И только через несколько минут они вырвались наружу, наши чувства: боль и тоска за целый год, разочарование и растоптанное самолюбие — ведь мы оказались обманутыми, а не он…
— Ах он трус! — первым зарычал Брокендорф. — Шельма! Тряпка! При Талавере он укрылся, залег за дохлым мулом, пока мы шли под картечь!
— И двенадцать тысяч франков солдатских денег, и восемь тысяч — на кухню! Он все положил в свой карман, а мы голодали… Перед боем в полку не выдали и по осьмушке хлеба!
— И не был бы твой кузен военным советником по экономии у курфюрста, так Сульт сорвал бы тогда с тебя эполеты!
— И сколько ты лошадей приписал в расчетах! Вор! Деньгоглотатель! Брат Иуды!
Мы орали наперебой, но полковник, конечно, ничего не услышал. Он в это время снял с Монхиты шелковую наголовную сетку и жадно целовал ее лицо и руки.
— И ведь не слышит! — задыхался от злости Брокендорф. — Но, побери меня черт, он меня еще услышит. И пусть все дьяволы в аду будут свидетелями — я ему еще покажу!

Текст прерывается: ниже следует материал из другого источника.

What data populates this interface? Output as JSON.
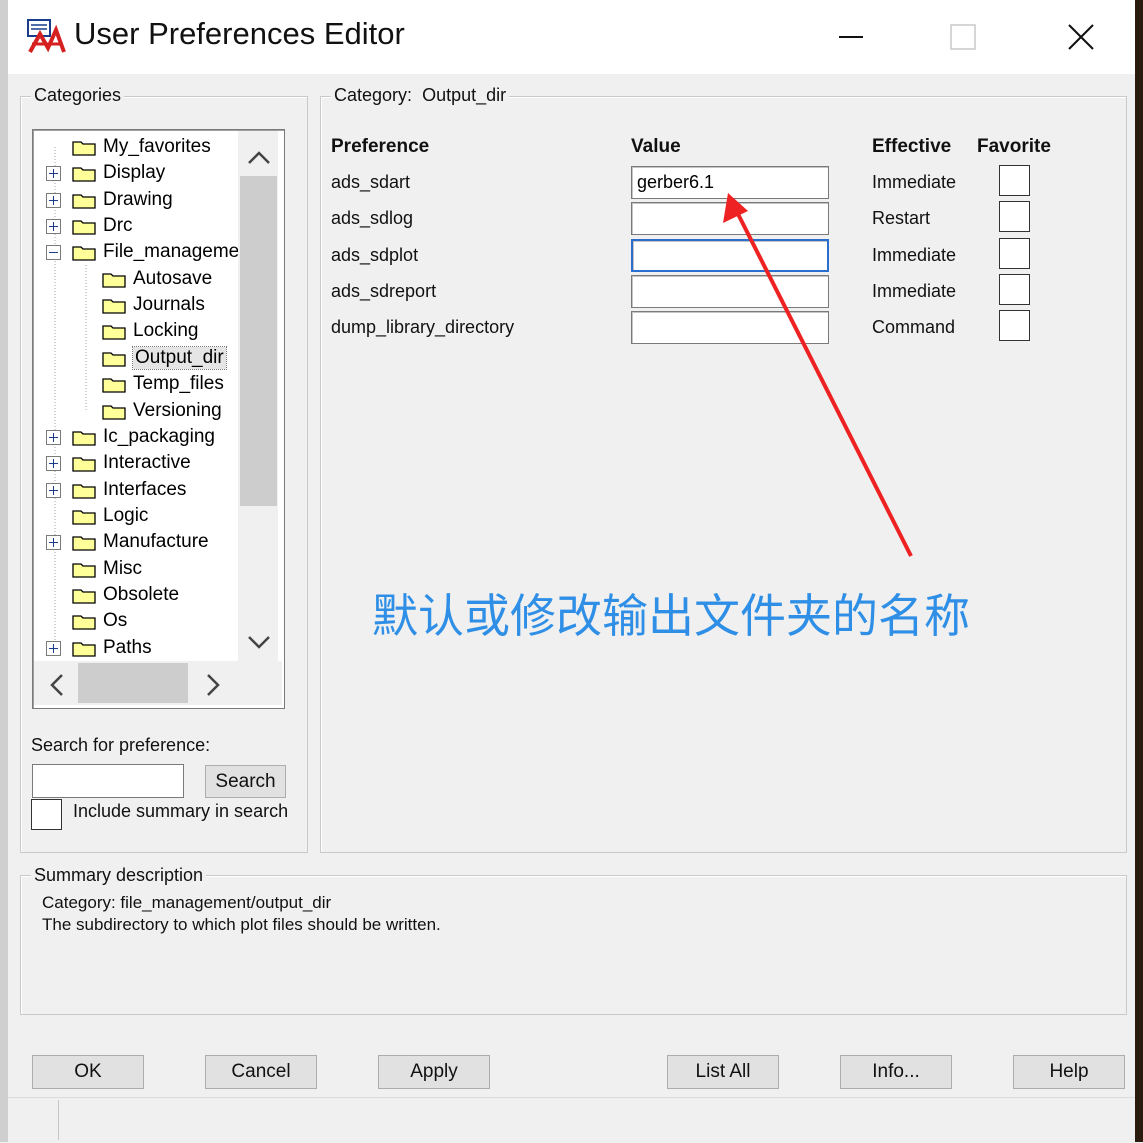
{
  "window": {
    "title": "User Preferences Editor"
  },
  "categories": {
    "label": "Categories",
    "tree": [
      {
        "label": "My_favorites",
        "expander": "none",
        "level": 0
      },
      {
        "label": "Display",
        "expander": "plus",
        "level": 0
      },
      {
        "label": "Drawing",
        "expander": "plus",
        "level": 0
      },
      {
        "label": "Drc",
        "expander": "plus",
        "level": 0
      },
      {
        "label": "File_managemer",
        "expander": "minus",
        "level": 0
      },
      {
        "label": "Autosave",
        "expander": "none",
        "level": 1
      },
      {
        "label": "Journals",
        "expander": "none",
        "level": 1
      },
      {
        "label": "Locking",
        "expander": "none",
        "level": 1
      },
      {
        "label": "Output_dir",
        "expander": "none",
        "level": 1,
        "selected": true
      },
      {
        "label": "Temp_files",
        "expander": "none",
        "level": 1
      },
      {
        "label": "Versioning",
        "expander": "none",
        "level": 1
      },
      {
        "label": "Ic_packaging",
        "expander": "plus",
        "level": 0
      },
      {
        "label": "Interactive",
        "expander": "plus",
        "level": 0
      },
      {
        "label": "Interfaces",
        "expander": "plus",
        "level": 0
      },
      {
        "label": "Logic",
        "expander": "none",
        "level": 0
      },
      {
        "label": "Manufacture",
        "expander": "plus",
        "level": 0
      },
      {
        "label": "Misc",
        "expander": "none",
        "level": 0
      },
      {
        "label": "Obsolete",
        "expander": "none",
        "level": 0
      },
      {
        "label": "Os",
        "expander": "none",
        "level": 0
      },
      {
        "label": "Paths",
        "expander": "plus",
        "level": 0
      }
    ]
  },
  "category_panel": {
    "label": "Category:",
    "name": "Output_dir",
    "columns": {
      "preference": "Preference",
      "value": "Value",
      "effective": "Effective",
      "favorite": "Favorite"
    },
    "rows": [
      {
        "name": "ads_sdart",
        "value": "gerber6.1",
        "effective": "Immediate",
        "favorite": false
      },
      {
        "name": "ads_sdlog",
        "value": "",
        "effective": "Restart",
        "favorite": false
      },
      {
        "name": "ads_sdplot",
        "value": "",
        "effective": "Immediate",
        "favorite": false,
        "focused": true
      },
      {
        "name": "ads_sdreport",
        "value": "",
        "effective": "Immediate",
        "favorite": false
      },
      {
        "name": "dump_library_directory",
        "value": "",
        "effective": "Command",
        "favorite": false
      }
    ]
  },
  "search": {
    "label": "Search for preference:",
    "value": "",
    "button": "Search",
    "include_summary_label": "Include summary in search",
    "include_summary_checked": false
  },
  "summary": {
    "label": "Summary description",
    "line1": "Category: file_management/output_dir",
    "line2": "The subdirectory to which plot files should be written."
  },
  "buttons": {
    "ok": "OK",
    "cancel": "Cancel",
    "apply": "Apply",
    "list_all": "List All",
    "info": "Info...",
    "help": "Help"
  },
  "annotation": {
    "text": "默认或修改输出文件夹的名称",
    "color": "#2f8fe6",
    "arrow_color": "#ee2222"
  },
  "icons": {
    "app": "app-logo-icon",
    "folder": "folder-icon",
    "minimize": "minimize-icon",
    "maximize": "maximize-icon",
    "close": "close-icon"
  }
}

Он треснул кулаком по створке окна, так что посыпались осколки на улицу. Потом высунулся в окно и, отбивая такт кулаками, завел глубоким басом насмешливую песенку о Талавере, давно ходившую среди солдат: ее сочинил кто-то из драгун или гренадеров после Талаверского штурма, и все солдаты знали, что она — про нашего полковника, и пели ее, когда думали, что никто из офицеров не услышит:
Полковник под огнем врага
Как ему шкура дорога!
Едва ударят пушки
Дрожит он до макушки,
Когда мортиры говорят…
Он прервал напев, тяжело сопя от ярости. Полковник не слышал. Он обнимал Монхиту, и мы видели, как она спрятала лицо на его груди, и ее медные волосы мягко спадали на его плечи.

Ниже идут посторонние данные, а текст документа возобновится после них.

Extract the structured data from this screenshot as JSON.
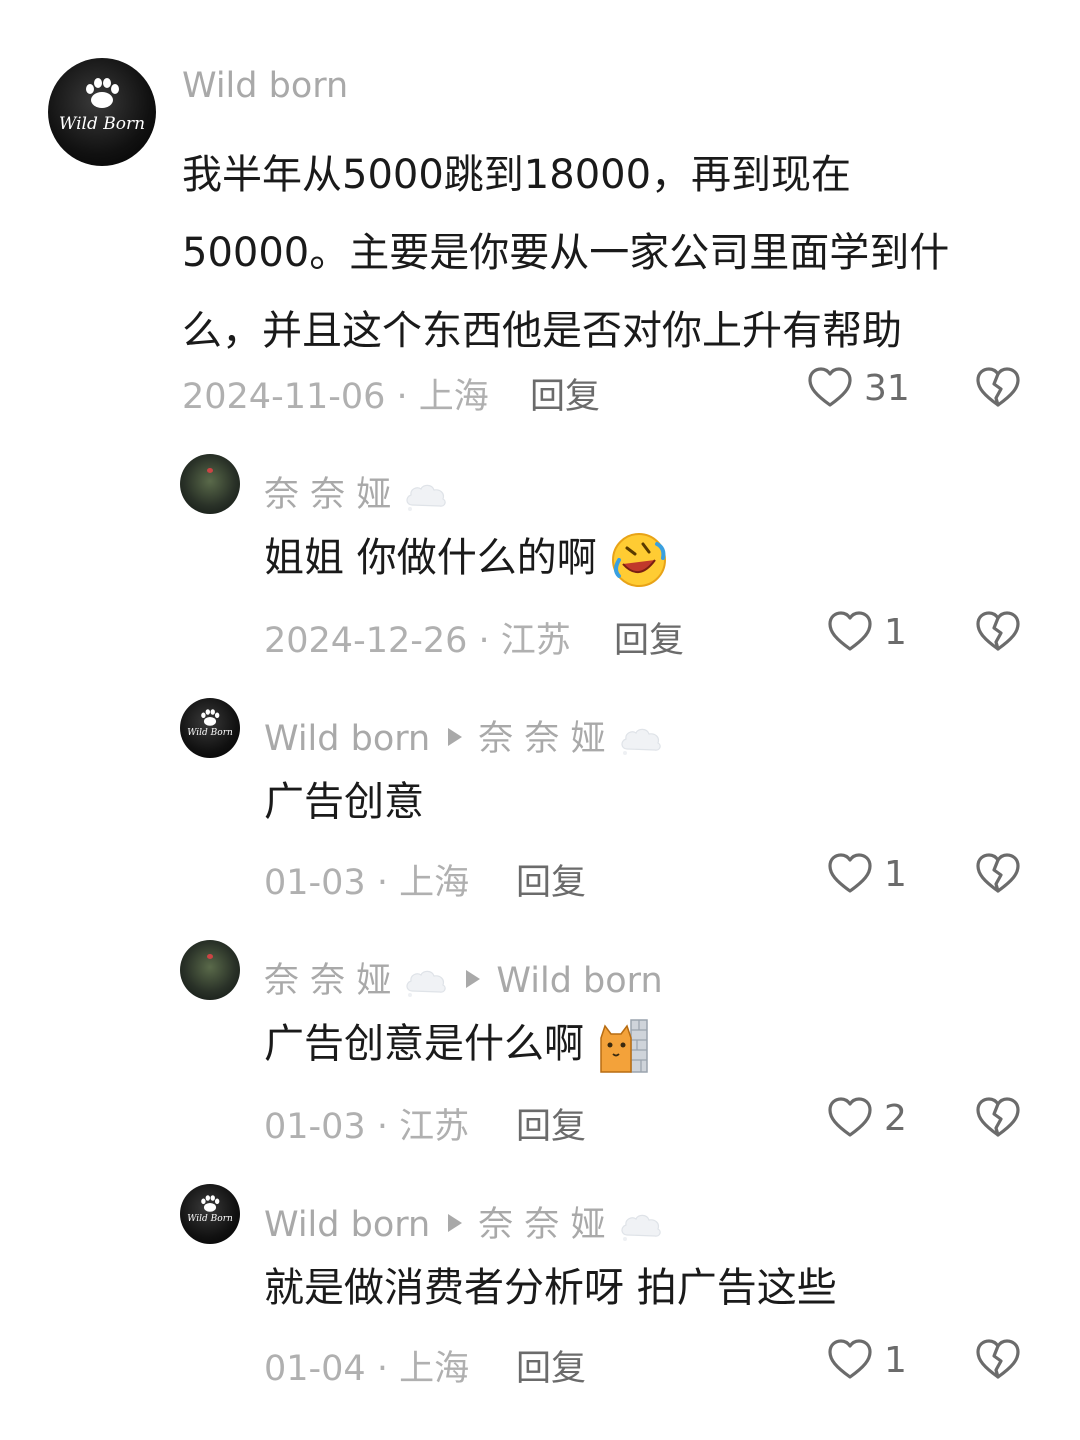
{
  "comments": [
    {
      "author": "Wild born",
      "avatar_text": "Wild Born",
      "text_line1": "我半年从5000跳到18000，再到现在",
      "text_line2": "50000。主要是你要从一家公司里面学到什",
      "text_line3": "么，并且这个东西他是否对你上升有帮助",
      "date": "2024-11-06 · 上海",
      "reply": "回复",
      "likes": "31"
    },
    {
      "author": "奈 奈 娅",
      "text": "姐姐 你做什么的啊",
      "emoji": "rolling-laughing-emoji",
      "date": "2024-12-26 · 江苏",
      "reply": "回复",
      "likes": "1"
    },
    {
      "author": "Wild born",
      "avatar_text": "Wild Born",
      "reply_to": "奈 奈 娅",
      "text": "广告创意",
      "date": "01-03 · 上海",
      "reply": "回复",
      "likes": "1"
    },
    {
      "author": "奈 奈 娅",
      "reply_to": "Wild born",
      "text": "广告创意是什么啊",
      "emoji": "cat-peeking-wall-emoji",
      "date": "01-03 · 江苏",
      "reply": "回复",
      "likes": "2"
    },
    {
      "author": "Wild born",
      "avatar_text": "Wild Born",
      "reply_to": "奈 奈 娅",
      "text": "就是做消费者分析呀 拍广告这些",
      "date": "01-04 · 上海",
      "reply": "回复",
      "likes": "1"
    }
  ],
  "icons": {
    "like": "heart-outline-icon",
    "dislike": "broken-heart-icon",
    "reply_arrow": "triangle-right-icon",
    "name_suffix": "thought-cloud-emoji"
  },
  "colors": {
    "background": "#ffffff",
    "author": "#a9a9a9",
    "body_text": "#1a1a1a",
    "meta": "#b0b0b0",
    "action": "#6b6b6b"
  }
}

И это зрелище стократно усилило нашу ненависть, сделало нас слепыми и глухими рабами злобы.
— Подпевайте, все вместе! Пусть он услышит! — крикнул Брокендорф и вновь запел «Гимн Талаверы»:
Когда мортиры говорят,
Он, весь в поту, твердит про ад:
Спаси нас да помилуй!
А где дукаты зазвенят
И талеры засветят,
Вот тут он — подлинный герой,
И на солдатское добро
Едва ли кто отважней…
И вдруг, пока мы еще пели, Монхита вырвалась из рук полковника, подошла к образу Мадонны и завесила ее лик своей шелковой сеткой для волос, будто желая скрыть от Матери Божьей то, что произойдет в комнате. А полковник в тот же миг невозмутимо — а должен был нас слышать! — задул свечи. И последнее, что я видел, это стройная, полудетская фигурка перед образом и противно надувшиеся щеки полковника. И все исчезло.
Тогда наше бешенство дошло до предела. Мы позабыли об угрозе городу, о полковнике Сарачо с его герильясами, которые ждали сигнала, чтобы атаковать нас. Вокруг меня гремела такая брань, что кровь могла бы застыть в жилах, и злобные крики, подобные вою озверевшей собаки. И я увидел, как Брокендорф и Донон ринулись по лесенке наверх, к органу.
Один нажимал на педали, другой — давил на клавиши. Звучно и грозно загудел орган — и это был мотив «Гимна Талаверы», он заполнил все пространство собора. Мы еще подхватили, пели все четверо, даже Эглофштейн, и я видел, как он отбивал такт — с дикими жестами, а орган перекрывал нас всех:
И на солдатское добро
Едва ли кто отважней!
Ах ты, Иуда, ты, злодей,
тебе бы не перо на шлем,
а лисий хвост на шляпу!
Но вдруг ко мне вернулось сознание, холодный пот полился у меня по лицу, колени затряслись; я спрашивал себя, зачем мы это делаем, а орган все рокотал: «Ах ты, Иуда, ты, злодей!»
И мне на миг почудилось, что за органом вверху сидит сама смерть, а дьявол качает педали. И в темном помещении — в мерцании искр от догорающих углей жаровни — возникла тень мертвого маркиза де Болибара и тоже стала отбивать такт песне нашей гибели…
Потом беду почуяли и другие. Вдруг воцарилась мертвая тишина. Орган умолк, лишь ветер скулил и стонал в разбитых окнах. Мы стояли, охваченные внутренним морозом, нас трясло, и я услыхал рядом с собой шумное дыхание Брокендорфа.
— Что мы натворили! — прохрипел Эглофштейн. — Что натворили!
— Ну и безумие на нас нашло! — прошептал Донон. — Брокендорф, это ты! Ты заорал: «Донон, давай к органу!»
— Я не говорил ни слова! А ты, Донон, ты звал меня и кричал: покачай мне педали!
— Ничего я не говорил, клянусь спасением души! Какое наваждение одурило нас?!